The majority concludes that we must determine for ourselves, on the basis of the record alone, whether an order suppressing evidence is appealable. The record of a suppression hearing, though, contains only the evidence adduced at the hearing, which is limited to a determination of whether specific evidence was obtained in violation of the defendant's rights or any statutory provision.*fn1a The Commonwealth does not present its full case at a suppression hearing or make arguments for conviction. Thus, frequently it cannot be ascertained from the suppression record what other evidence, if any, is available to the Commonwealth.
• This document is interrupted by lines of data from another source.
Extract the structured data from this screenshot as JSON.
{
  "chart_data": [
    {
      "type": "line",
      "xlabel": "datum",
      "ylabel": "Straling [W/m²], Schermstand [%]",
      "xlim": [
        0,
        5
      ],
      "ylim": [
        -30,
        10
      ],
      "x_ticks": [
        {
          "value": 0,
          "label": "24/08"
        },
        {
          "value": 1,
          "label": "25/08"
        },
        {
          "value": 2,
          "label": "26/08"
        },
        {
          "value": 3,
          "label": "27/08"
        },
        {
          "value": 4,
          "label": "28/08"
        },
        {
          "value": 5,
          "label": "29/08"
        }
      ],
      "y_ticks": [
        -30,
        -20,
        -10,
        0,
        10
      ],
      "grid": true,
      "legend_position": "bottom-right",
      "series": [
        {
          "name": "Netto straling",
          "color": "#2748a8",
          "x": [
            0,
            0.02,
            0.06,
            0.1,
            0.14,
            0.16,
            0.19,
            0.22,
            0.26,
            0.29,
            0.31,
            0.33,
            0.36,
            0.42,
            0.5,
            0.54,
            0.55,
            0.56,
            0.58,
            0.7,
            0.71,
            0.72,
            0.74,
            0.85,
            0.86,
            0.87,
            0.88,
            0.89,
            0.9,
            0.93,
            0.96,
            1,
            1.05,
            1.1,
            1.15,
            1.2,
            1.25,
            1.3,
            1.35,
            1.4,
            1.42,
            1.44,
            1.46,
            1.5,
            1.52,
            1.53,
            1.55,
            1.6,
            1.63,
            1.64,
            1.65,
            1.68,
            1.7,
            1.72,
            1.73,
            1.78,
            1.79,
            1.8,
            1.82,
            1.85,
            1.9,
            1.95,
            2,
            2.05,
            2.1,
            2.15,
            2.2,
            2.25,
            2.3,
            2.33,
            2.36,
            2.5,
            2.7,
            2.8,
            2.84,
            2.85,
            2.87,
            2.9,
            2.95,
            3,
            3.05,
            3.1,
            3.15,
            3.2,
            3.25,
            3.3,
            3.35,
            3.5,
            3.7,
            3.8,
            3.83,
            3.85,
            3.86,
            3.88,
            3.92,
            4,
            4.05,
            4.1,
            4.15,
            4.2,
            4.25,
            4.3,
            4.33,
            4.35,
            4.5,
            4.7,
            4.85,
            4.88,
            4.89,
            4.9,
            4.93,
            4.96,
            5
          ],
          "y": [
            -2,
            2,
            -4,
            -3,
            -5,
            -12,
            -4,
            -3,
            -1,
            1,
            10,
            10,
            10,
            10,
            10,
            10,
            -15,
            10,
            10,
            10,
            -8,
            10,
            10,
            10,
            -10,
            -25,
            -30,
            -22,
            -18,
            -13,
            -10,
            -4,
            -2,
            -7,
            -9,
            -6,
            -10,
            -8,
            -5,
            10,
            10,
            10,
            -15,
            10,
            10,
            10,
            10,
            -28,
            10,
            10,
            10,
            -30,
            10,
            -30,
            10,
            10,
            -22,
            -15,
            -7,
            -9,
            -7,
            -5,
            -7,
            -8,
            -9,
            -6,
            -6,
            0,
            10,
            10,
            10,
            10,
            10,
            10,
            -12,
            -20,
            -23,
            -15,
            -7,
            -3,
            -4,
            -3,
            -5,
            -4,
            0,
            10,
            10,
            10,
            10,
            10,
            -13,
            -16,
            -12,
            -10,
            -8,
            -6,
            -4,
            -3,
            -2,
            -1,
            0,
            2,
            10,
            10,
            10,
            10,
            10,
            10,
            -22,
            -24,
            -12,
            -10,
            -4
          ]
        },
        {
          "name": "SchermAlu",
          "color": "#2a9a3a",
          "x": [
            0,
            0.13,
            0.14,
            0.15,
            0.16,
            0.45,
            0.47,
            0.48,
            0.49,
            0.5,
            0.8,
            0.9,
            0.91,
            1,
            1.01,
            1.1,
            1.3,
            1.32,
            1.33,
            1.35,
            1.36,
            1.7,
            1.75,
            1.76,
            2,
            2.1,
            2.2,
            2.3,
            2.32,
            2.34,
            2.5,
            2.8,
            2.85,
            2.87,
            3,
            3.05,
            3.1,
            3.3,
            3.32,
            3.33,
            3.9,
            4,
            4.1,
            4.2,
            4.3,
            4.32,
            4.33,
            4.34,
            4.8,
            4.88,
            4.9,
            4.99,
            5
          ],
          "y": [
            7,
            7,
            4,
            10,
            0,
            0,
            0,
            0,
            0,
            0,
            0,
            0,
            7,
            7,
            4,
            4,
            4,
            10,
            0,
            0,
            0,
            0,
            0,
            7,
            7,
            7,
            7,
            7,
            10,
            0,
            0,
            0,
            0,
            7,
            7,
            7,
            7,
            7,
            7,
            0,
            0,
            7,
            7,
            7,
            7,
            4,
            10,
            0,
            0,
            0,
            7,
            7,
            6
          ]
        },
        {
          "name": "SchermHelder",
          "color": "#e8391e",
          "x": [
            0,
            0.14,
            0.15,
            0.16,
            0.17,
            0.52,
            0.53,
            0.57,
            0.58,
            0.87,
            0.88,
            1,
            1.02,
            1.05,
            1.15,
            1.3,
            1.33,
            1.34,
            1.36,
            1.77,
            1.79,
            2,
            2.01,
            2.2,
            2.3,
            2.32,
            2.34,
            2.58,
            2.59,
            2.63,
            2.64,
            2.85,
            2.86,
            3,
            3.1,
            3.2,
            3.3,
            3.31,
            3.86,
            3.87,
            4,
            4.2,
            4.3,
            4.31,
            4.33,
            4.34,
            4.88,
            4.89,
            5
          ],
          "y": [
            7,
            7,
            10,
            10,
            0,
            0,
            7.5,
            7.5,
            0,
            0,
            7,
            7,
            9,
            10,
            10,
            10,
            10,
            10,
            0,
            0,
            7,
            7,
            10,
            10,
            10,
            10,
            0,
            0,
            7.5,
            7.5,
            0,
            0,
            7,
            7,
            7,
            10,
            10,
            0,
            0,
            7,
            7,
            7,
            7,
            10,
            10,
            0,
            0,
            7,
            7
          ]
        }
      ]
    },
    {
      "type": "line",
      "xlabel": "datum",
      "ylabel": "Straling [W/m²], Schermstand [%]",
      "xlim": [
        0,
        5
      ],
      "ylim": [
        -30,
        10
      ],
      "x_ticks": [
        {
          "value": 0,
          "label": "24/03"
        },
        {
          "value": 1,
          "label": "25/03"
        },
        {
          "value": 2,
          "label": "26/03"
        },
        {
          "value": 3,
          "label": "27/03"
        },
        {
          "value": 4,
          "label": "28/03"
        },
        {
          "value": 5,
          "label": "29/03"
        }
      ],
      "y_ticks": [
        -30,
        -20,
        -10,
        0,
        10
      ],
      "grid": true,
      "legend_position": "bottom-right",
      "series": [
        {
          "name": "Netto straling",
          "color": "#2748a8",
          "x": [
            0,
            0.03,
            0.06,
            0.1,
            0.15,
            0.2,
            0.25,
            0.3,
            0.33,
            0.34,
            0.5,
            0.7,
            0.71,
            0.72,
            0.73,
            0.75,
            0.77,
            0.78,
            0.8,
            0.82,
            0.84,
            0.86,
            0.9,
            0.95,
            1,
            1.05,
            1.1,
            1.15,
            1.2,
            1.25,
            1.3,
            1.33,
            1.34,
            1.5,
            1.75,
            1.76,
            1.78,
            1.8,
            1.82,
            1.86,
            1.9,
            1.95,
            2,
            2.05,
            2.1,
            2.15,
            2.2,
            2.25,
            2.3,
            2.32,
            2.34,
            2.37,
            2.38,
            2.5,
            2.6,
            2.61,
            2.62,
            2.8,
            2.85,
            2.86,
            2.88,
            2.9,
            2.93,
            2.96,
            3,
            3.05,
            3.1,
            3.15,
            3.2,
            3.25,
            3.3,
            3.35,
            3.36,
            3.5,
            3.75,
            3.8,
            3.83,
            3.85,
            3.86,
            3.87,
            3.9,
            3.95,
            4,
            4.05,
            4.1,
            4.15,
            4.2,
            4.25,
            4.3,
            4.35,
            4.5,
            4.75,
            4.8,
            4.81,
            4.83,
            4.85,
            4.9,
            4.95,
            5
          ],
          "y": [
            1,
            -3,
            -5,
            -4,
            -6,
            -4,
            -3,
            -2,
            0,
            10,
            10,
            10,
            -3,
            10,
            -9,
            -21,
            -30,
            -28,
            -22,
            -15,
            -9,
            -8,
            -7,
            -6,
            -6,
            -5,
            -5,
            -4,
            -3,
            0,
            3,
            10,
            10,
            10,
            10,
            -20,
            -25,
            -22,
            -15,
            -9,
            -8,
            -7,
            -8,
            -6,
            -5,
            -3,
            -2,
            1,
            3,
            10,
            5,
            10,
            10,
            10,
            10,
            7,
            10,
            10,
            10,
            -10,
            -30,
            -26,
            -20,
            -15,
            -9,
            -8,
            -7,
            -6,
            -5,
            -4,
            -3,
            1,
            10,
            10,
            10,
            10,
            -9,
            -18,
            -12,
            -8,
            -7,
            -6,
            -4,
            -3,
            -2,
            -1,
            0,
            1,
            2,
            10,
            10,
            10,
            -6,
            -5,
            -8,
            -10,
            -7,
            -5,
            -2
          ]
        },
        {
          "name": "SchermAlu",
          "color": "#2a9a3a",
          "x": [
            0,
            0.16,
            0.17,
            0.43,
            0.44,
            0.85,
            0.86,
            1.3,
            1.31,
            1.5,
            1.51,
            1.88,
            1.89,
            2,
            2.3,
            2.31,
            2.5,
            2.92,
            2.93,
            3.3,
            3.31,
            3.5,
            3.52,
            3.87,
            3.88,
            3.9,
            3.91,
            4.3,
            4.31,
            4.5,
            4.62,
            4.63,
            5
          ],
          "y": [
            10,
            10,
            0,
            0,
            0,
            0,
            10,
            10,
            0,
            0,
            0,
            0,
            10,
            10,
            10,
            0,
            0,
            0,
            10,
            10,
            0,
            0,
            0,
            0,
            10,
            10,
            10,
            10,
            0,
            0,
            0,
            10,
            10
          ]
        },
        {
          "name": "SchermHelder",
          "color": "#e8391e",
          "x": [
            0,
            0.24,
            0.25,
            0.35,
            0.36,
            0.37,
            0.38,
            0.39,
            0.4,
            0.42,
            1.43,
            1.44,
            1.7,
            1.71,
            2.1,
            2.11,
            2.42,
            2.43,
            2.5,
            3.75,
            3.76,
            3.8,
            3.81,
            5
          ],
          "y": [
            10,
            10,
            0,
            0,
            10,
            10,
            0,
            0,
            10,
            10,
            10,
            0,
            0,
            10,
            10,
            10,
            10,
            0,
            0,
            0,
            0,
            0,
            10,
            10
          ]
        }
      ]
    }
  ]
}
Therefore, in many cases, it would be impossible to
[ 311 Pa. Super. Page 325]
determine from the record whether an order suppressing evidence does in fact terminate or substantially handicap the prosecution. See: Commonwealth v. Bosurgi, 411 Pa. 56, 190 A.2d 304, cert. denied, 375 U.S. 910, 84 S.Ct. 204, 11 L.Ed.2d 149 (1963).
Furthermore, in determining whether an order suppressing evidence is appealable, we must keep in mind the following:
In our zeal to protect and preserve for the accused every constitutional right to which he is entitled we too often forget and neglect to preserve the rights of society which, too, are entitled to consideration. An appellate review of the validity of the order of suppression cannot harm the defendant whereas the denial of the right to such review does harm the Commonwealth.
Commonwealth v. Bosurgi, 411 Pa. at 63, 190 A.2d at 308.
Unless the record affirmatively shows the availability of other evidence to the Commonwealth, which is sufficient to obtain a conviction, we must assume that the Commonwealth would be prejudiced by the suppression of evidence.*fn2a Otherwise, we would have to remand to the lower court for a more complete record, consequently expending already overtaxed judicial time and resources as well as depriving the defendant of his constitutional right to a speedy trial.
By accepting such an appeal as the Commonwealth's good faith certification that the case will be terminated or substantially prejudiced by a suppression order, we remain within the ambit of Bosurgi, we follow the precedent set by the Court in Deren and Trefry, and we provide a procedure for appeal which benefits all of society, not just the criminal defendant.
In Commonwealth v. Dugger, I join in the well-reasoned Dissent of Judge Wieand.